DEMONIO E DEMONIACI

04.06.2015 07:57

Vi propongo cari amici di Chiesa controcorrente parte del «Commento al libro di Giobbe» scritto da san Gregorio Magno, papa, brano tratto dall’Ufficio delle letture di ieri mercoledì 3 giugno nel terzo libro delle liturgia delle ore

 

 «Ascolta, Giobbe, i miei discorsi, ad ogni mia parola porgi l’orecchio» (Gb 33, 1). L’insegnamento delle persone arroganti ha questo di proprio, che esse non sanno esporre con umiltà quello che insegnano, e anche le cose giuste che conoscono, non riescono a comunicarle rettamente.

Quando insegnano danno l’impressione di ritenersi molto in alto e di guardare di là assai in basso verso gli ascoltatori, ai quali sembra vogliano far giungere non tanto dei consigli, quanto dei comandi imperiosi. Ben a ragione, dunque, il Signore dice a costoro per bocca del profeta: «Li avete guidati con crudeltà e violenza» (Ez 34, 4). Comandano con durezza e violenza coloro che si danno premura non di correggere i loro sudditi, ragionando serenamente, ma di piegarli con imposizioni e ordini perentori. Invece la vera scienza fugge di proposito con tanta più sollecitudine il vizio dell’orgoglio, quanto più energicamente perseguita con le frecciate delle sue parole lo stesso maestro della superbia. La vera scienza si guarda dal rendere omaggio con l’alterigia della vita a colui che vuole scacciare con i sacri discorsi dal cuore degli ascoltatori. Al contrario, con le parole e con la vita si sforza d’inculcare l’umiltà, che è la maestra e la madre di tutte le virtù, e la predica ai discepoli della verità più con l’esempio che con le parole.

Perciò Paolo, rivolgendosi ai Tessalonicesi, quasi dimenticando la grandezza della sua dignità di apostolo, dice: «Ci siamo fatti bambini in mezzo a voi» (1 Ts 2, 7 volgata). Così l’apostolo Pietro raccomanda: «Pronti sempre a rispondere a chiunque vi domandi ragione della speranza che è in voi» e ammonisce che nell’insegnare vanno osservate certe regole, e soggiunge: «Tuttavia questo sia fatto con dolcezza e rispetto, e con una retta coscienza» (1 Pt 3, 15-16). Quando poi Paolo dice al suo discepolo: «Questo devi insegnare, raccomandare e rimproverare con tutta autorità» (Tt 2, 15), non chiede un atteggiamento autoritario, ma piuttosto l’autorità della vita vissuta.

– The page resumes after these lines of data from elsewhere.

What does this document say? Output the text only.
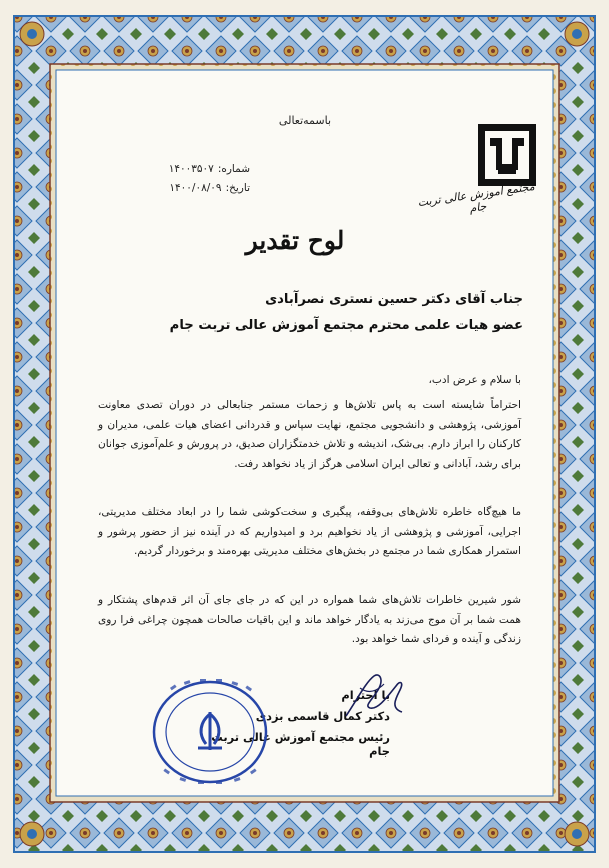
مجتمع آموزش عالی تربت جام
باسمه‌تعالی
شماره:۱۴۰۰۳۵۰۷
تاریخ:۱۴۰۰/۰۸/۰۹
لوح تقدیر
جناب آقای دکتر حسین نستری نصرآبادی
عضو هیات علمی محترم مجتمع آموزش عالی تربت جام
با سلام و عرض ادب،

احتراماً شایسته است به پاس تلاش‌ها و زحمات مستمر جنابعالی در دوران تصدی معاونت آموزشی، پژوهشی و دانشجویی مجتمع، نهایت سپاس و قدردانی اعضای هیات علمی، مدیران و کارکنان را ابراز دارم. بی‌شک، اندیشه و تلاش خدمتگزاران صدیق، در پرورش و علم‌آموزی جوانان برای رشد، آبادانی و تعالی ایران اسلامی هرگز از یاد نخواهد رفت.

ما هیچ‌گاه خاطره تلاش‌های بی‌وقفه، پیگیری و سخت‌کوشی شما را در ابعاد مختلف مدیریتی، اجرایی، آموزشی و پژوهشی از یاد نخواهیم برد و امیدواریم که در آینده نیز از حضور پرشور و استمرار همکاری شما در مجتمع در بخش‌های مختلف مدیریتی بهره‌مند و برخوردار گردیم.

شور شیرین خاطرات تلاش‌های شما همواره در این که در جای جای آن اثر قدم‌های پشتکار و همت شما بر آن موج می‌زند به یادگار خواهد ماند و این باقیات صالحات همچون چراغی فرا روی زندگی و آینده و فردای شما خواهد بود.

با احترام
دکتر کمال قاسمی بزدی
رئیس مجتمع آموزش عالی تربت جام
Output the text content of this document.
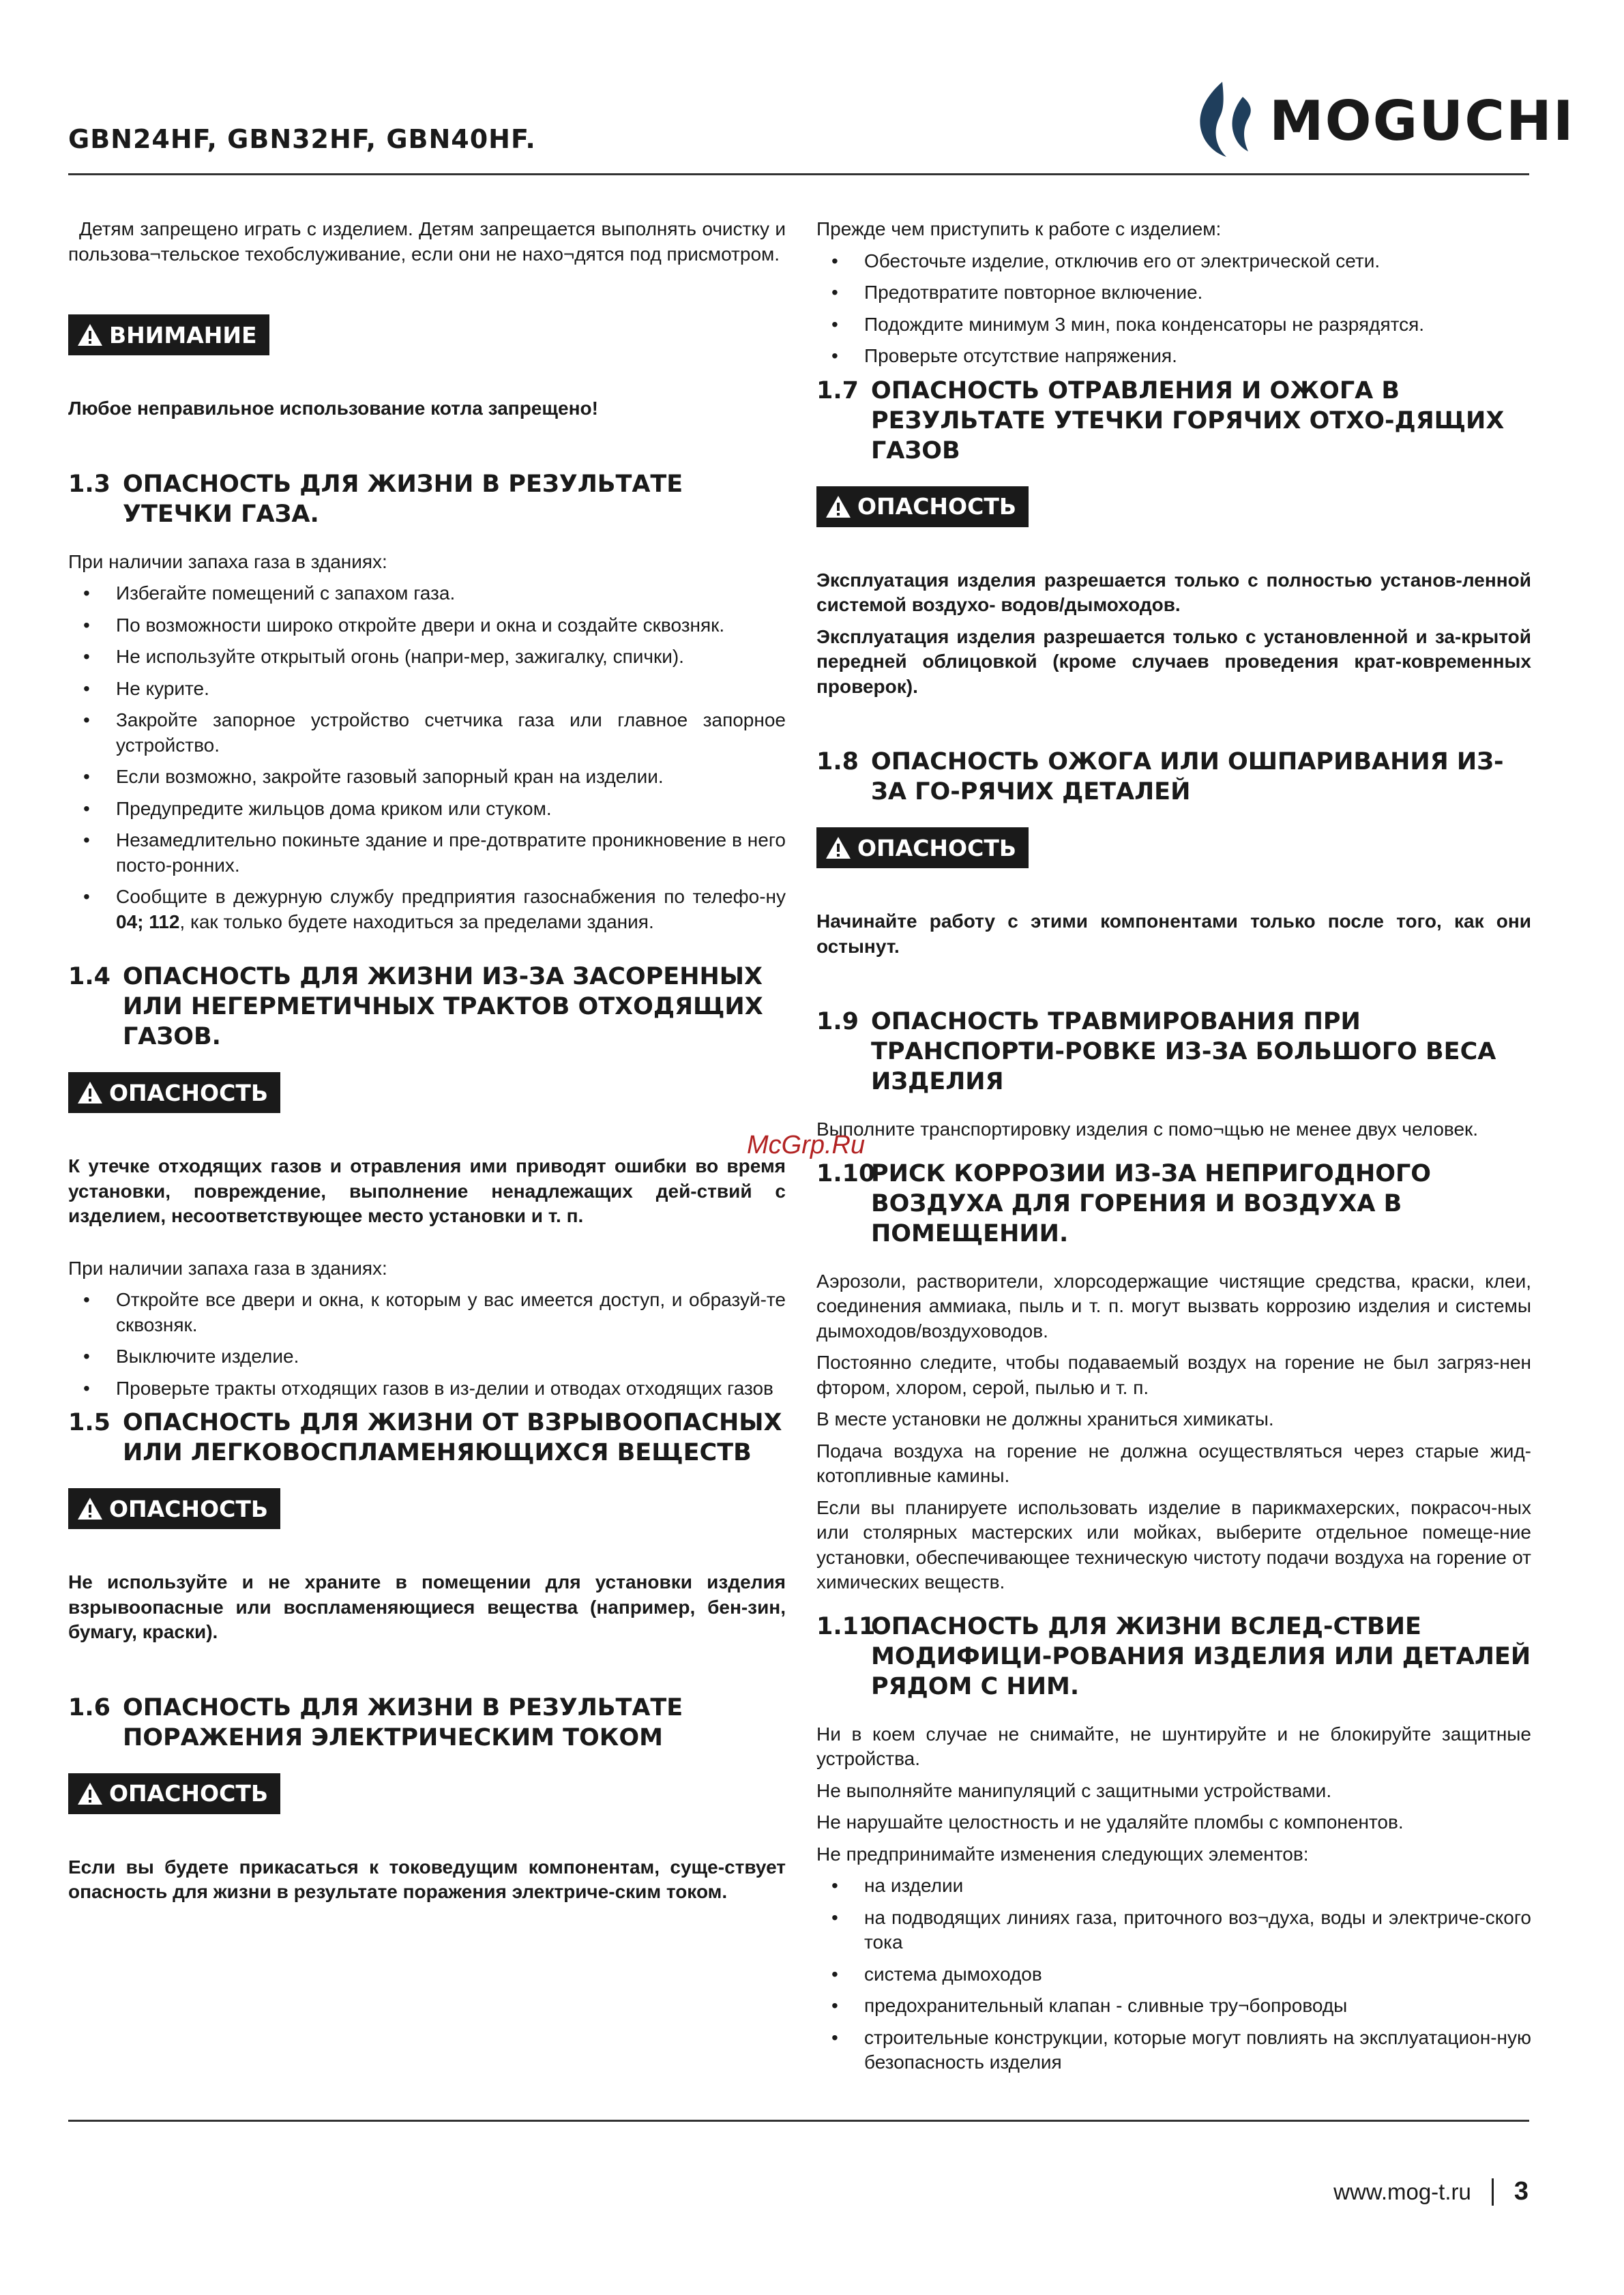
GBN24HF, GBN32HF, GBN40HF.	MOGUCHI
McGrp.Ru

Детям запрещено играть с изделием. Детям запрещается выполнять очистку и пользова¬тельское техобслуживание, если они не нахо¬дятся под присмотром.

ВНИМАНИЕ

Любое неправильное использование котла запрещено!

1.3 ОПАСНОСТЬ ДЛЯ ЖИЗНИ В РЕЗУЛЬТАТЕ УТЕЧКИ ГАЗА.

При наличии запаха газа в зданиях:

• Избегайте помещений с запахом газа.
• По возможности широко откройте двери и окна и создайте сквозняк.
• Не используйте открытый огонь (напри-мер, зажигалку, спички).
• Не курите.
• Закройте запорное устройство счетчика газа или главное запорное устройство.
• Если возможно, закройте газовый запорный кран на изделии.
• Предупредите жильцов дома криком или стуком.
• Незамедлительно покиньте здание и пре-дотвратите проникновение в него посто-ронних.
• Сообщите в дежурную службу предприятия газоснабжения по телефо-ну 04; 112, как только будете находиться за пределами здания.
1.4 ОПАСНОСТЬ ДЛЯ ЖИЗНИ ИЗ-ЗА ЗАСОРЕННЫХ ИЛИ НЕГЕРМЕТИЧНЫХ ТРАКТОВ ОТХОДЯЩИХ ГАЗОВ.
ОПАСНОСТЬ

К утечке отходящих газов и отравления ими приводят ошибки во время установки, повреждение, выполнение ненадлежащих дей-ствий с изделием, несоответствующее место установки и т. п.

При наличии запаха газа в зданиях:

• Откройте все двери и окна, к которым у вас имеется доступ, и образуй-те сквозняк.
• Выключите изделие.
• Проверьте тракты отходящих газов в из-делии и отводах отходящих газов
1.5 ОПАСНОСТЬ ДЛЯ ЖИЗНИ ОТ ВЗРЫВООПАСНЫХ ИЛИ ЛЕГКОВОСПЛАМЕНЯЮЩИХСЯ ВЕЩЕСТВ
ОПАСНОСТЬ

Не используйте и не храните в помещении для установки изделия взрывоопасные или воспламеняющиеся вещества (например, бен-зин, бумагу, краски).

1.6 ОПАСНОСТЬ ДЛЯ ЖИЗНИ В РЕЗУЛЬТАТЕ ПОРАЖЕНИЯ ЭЛЕКТРИЧЕСКИМ ТОКОМ
ОПАСНОСТЬ

Если вы будете прикасаться к токоведущим компонентам, суще-ствует опасность для жизни в результате поражения электриче-ским током.

Прежде чем приступить к работе с изделием:

• Обесточьте изделие, отключив его от электрической сети.
• Предотвратите повторное включение.
• Подождите минимум 3 мин, пока конденсаторы не разрядятся.
• Проверьте отсутствие напряжения.
1.7 ОПАСНОСТЬ ОТРАВЛЕНИЯ И ОЖОГА В РЕЗУЛЬТАТЕ УТЕЧКИ ГОРЯЧИХ ОТХО-ДЯЩИХ ГАЗОВ
ОПАСНОСТЬ

Эксплуатация изделия разрешается только с полностью установ-ленной системой воздухо- водов/дымоходов.

Эксплуатация изделия разрешается только с установленной и за-крытой передней облицовкой (кроме случаев проведения крат-ковременных проверок).

1.8 ОПАСНОСТЬ ОЖОГА ИЛИ ОШПАРИВАНИЯ ИЗ-ЗА ГО-РЯЧИХ ДЕТАЛЕЙ
ОПАСНОСТЬ

Начинайте работу с этими компонентами только после того, как они остынут.

1.9 ОПАСНОСТЬ ТРАВМИРОВАНИЯ ПРИ ТРАНСПОРТИ-РОВКЕ ИЗ-ЗА БОЛЬШОГО ВЕСА ИЗДЕЛИЯ

Выполните транспортировку изделия с помо¬щью не менее двух человек.

1.10
РИСК КОРРОЗИИ ИЗ-ЗА НЕПРИГОДНОГО ВОЗДУХА ДЛЯ ГОРЕНИЯ И ВОЗДУХА В ПОМЕЩЕНИИ.

Аэрозоли, растворители, хлорсодержащие чистящие средства, краски, клеи, соединения аммиака, пыль и т. п. могут вызвать коррозию изделия и системы дымоходов/воздуховодов.

Постоянно следите, чтобы подаваемый воздух на горение не был загряз-нен фтором, хлором, серой, пылью и т. п.

В месте установки не должны храниться химикаты.

Подача воздуха на горение не должна осуществляться через старые жид-котопливные камины.

Если вы планируете использовать изделие в парикмахерских, покрасоч-ных или столярных мастерских или мойках, выберите отдельное помеще-ние установки, обеспечивающее техническую чистоту подачи воздуха на горение от химических веществ.

1.11
ОПАСНОСТЬ ДЛЯ ЖИЗНИ ВСЛЕД-СТВИЕ МОДИФИЦИ-РОВАНИЯ ИЗДЕЛИЯ ИЛИ ДЕТАЛЕЙ РЯДОМ С НИМ.

Ни в коем случае не снимайте, не шунтируйте и не блокируйте защитные устройства.

Не выполняйте манипуляций с защитными устройствами.

Не нарушайте целостность и не удаляйте пломбы с компонентов.

Не предпринимайте изменения следующих элементов:

• на изделии
• на подводящих линиях газа, приточного воз¬духа, воды и электриче-ского тока
• система дымоходов
• предохранительный клапан - сливные тру¬бопроводы
• строительные конструкции, которые могут повлиять на эксплуатацион-ную безопасность изделия
www.mog-t.ru 3
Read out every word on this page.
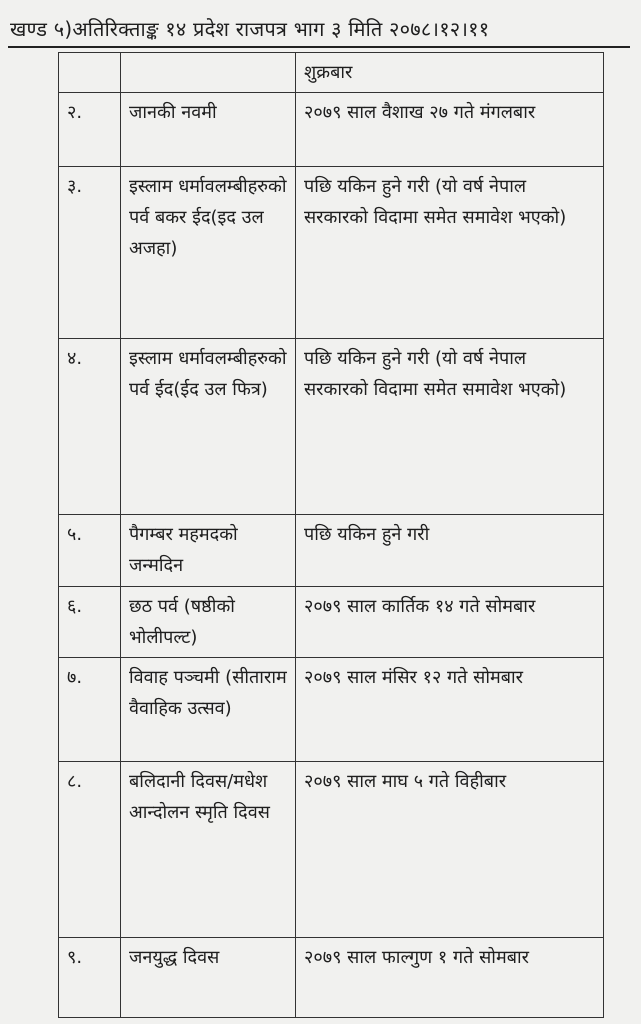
खण्ड ५)अतिरिक्ताङ्क १४ प्रदेश राजपत्र भाग ३ मिति २०७८।१२।११
		शुक्रबार
२.	जानकी नवमी	२०७९ साल वैशाख २७ गते मंगलबार
३.	इस्लाम धर्मावलम्बीहरुको पर्व बकर ईद(इद उल अजहा)	पछि यकिन हुने गरी (यो वर्ष नेपाल सरकारको विदामा समेत समावेश भएको)
४.	इस्लाम धर्मावलम्बीहरुको पर्व ईद(ईद उल फित्र)	पछि यकिन हुने गरी (यो वर्ष नेपाल सरकारको विदामा समेत समावेश भएको)
५.	पैगम्बर महमदको जन्मदिन	पछि यकिन हुने गरी
६.	छठ पर्व (षष्ठीको भोलीपल्ट)	२०७९ साल कार्तिक १४ गते सोमबार
७.	विवाह पञ्चमी (सीताराम वैवाहिक उत्सव)	२०७९ साल मंसिर १२ गते सोमबार
८.	बलिदानी दिवस/मधेश आन्दोलन स्मृति दिवस	२०७९ साल माघ ५ गते विहीबार
९.	जनयुद्ध दिवस	२०७९ साल फाल्गुण १ गते सोमबार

Si insegna infatti con autorità, quando prima si fa e poi si dice. Si sottrae credibilità all’insegnamento, quando la coscienza impaccia la lingua. Perciò è assai raccomandabile la santità della vita che accredita veramente chi parla molto più dell’elevatezza del discorso. Anche del Signore è scritto: «Egli infatti insegnava loro come uno che ha autorità e non come i loro scribi» (Mt 7, 29). Egli solo parlò con vera autorità in modo tanto singolare ed eminente, perché non commise mai, per debolezza nessuna azione malvagia. Ebbe dalla potenza della divinità ciò che diede a noi attraverso l’innocenza della sua umanità.

 

Sono stufo di avere a che fare con gli arroganti, gente che ritenendosi in alto comandano e guidano con crudeltà e violenza, gente incapace, come ammonisce S Paolo di “insegnare, raccomandare, e rimproverare con autorità”, perché non vivono ciò che dicono in quanto sono incapaci di farsi bambini in mezzo a noi. Questa gente ordinata e non, che governa questa diocesi tenta di spegnere la speranza che è nel santo popolo di Dio con i suoi formalismi. Nascosto dietro il formalismo si annida il maligno “sia sì sì e no no il vostro parlare, il di più viene dal maligno”, il formalismo, la forma, la legge è sostituita a Dio, diviene scusa dietro cui trincerarsi e giustificarsi, quella legge spazzata via dalla venuta del Cristo. Ricordo anni fa l’allarme di Paolo VI che il demonio si annidava nella Chiesa, ecco perché oggi questo papa vuole snellire e riformare non la curia romana, ma tutte quelle curie “romane” che pullulano in questo mondo, e di cui la nostra per la gente che la compone non è certamente esclusa, anzi è in “pole position”. Si può dire che alcune azioni e reazioni di questa gente sono demoniache, si percepisce la malefica presenza; dove si esercita il potere nel nome della forma e in funzione della forma lì è presente il “principe di questo mondo”.